Mr. Noury was accused of committing war crimes and murders in 1988 when, according to Swedish prosecutors, he was an assistant deputy prosecutor at Gohardasht prison in Karaj.
He was the first person to be prosecuted for participating in the execution of thousands of prisoners, something the Iranian establishment has never officially acknowledged.
In 1988, the People’s Mojahedin (MEK), an Iraqi-backed left-wing opposition group, attacked Iran during the Iran-Iraq War.
Ayatollah Ruhollah Khomeini, then supreme leader of Iran, issued orders to execute all prisoners who were loyal or sympathetic to the group.
Human rights groups estimate that between 2,800 and 5,000 women and men were executed at some sites, including Gohardasht Prison, between July and September 1988.
Mr Noury, 63, was arrested after arriving at Stockholm airport on a flight from Iran. He denied the charges against him but was found guilty of “serious violations of international humanitarian law and murder.”
It was judged under the principle of universal jurisdiction which allows countries to prosecute people for serious crimes against international law committed elsewhere.

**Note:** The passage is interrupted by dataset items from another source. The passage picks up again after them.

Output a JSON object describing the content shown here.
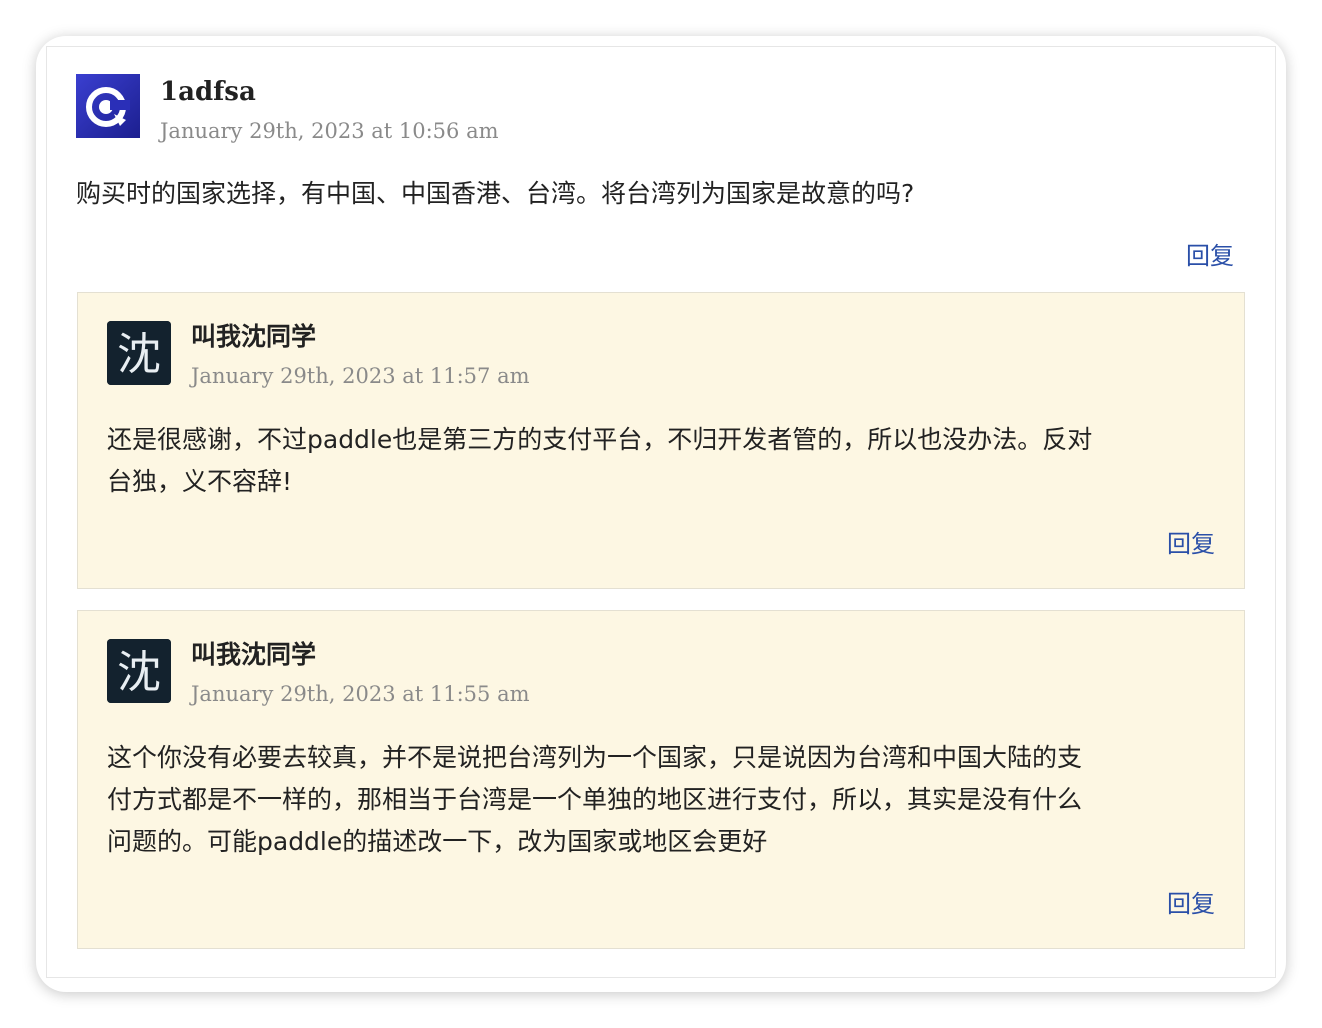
{
  "reply_label": "回复",
  "colors": {
    "reply_link": "#2a4fa8",
    "child_bg": "#fdf7e3",
    "date_text": "#8a8a8a"
  },
  "top_comment": {
    "avatar_icon": "blue-circle-logo-icon",
    "author": "1adfsa",
    "date": "January 29th, 2023 at 10:56 am",
    "text": "购买时的国家选择，有中国、中国香港、台湾。将台湾列为国家是故意的吗?"
  },
  "replies": [
    {
      "avatar_icon": "shen-character-avatar-icon",
      "avatar_glyph": "沈",
      "author": "叫我沈同学",
      "date": "January 29th, 2023 at 11:57 am",
      "text_lines": [
        "还是很感谢，不过paddle也是第三方的支付平台，不归开发者管的，所以也没办法。反对",
        "台独，义不容辞!"
      ]
    },
    {
      "avatar_icon": "shen-character-avatar-icon",
      "avatar_glyph": "沈",
      "author": "叫我沈同学",
      "date": "January 29th, 2023 at 11:55 am",
      "text_lines": [
        "这个你没有必要去较真，并不是说把台湾列为一个国家，只是说因为台湾和中国大陆的支",
        "付方式都是不一样的，那相当于台湾是一个单独的地区进行支付，所以，其实是没有什么",
        "问题的。可能paddle的描述改一下，改为国家或地区会更好"
      ]
    }
  ]
}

This includes war crimes, genocide, torture and crimes against humanity.
Mr Floderus, 33, faced the death penalty after his arrest in Iran in 2022 on espionage charges while on holiday.
Mr. Azizi, an Iranian-Swedish national in his sixties, was found guilty of “assembly and collusion against national security”.
Oman helped negotiate the prisoner swap and played a key role in the release of another European national last week. French banker Louis Arnaud was released after two years of detention in Iran.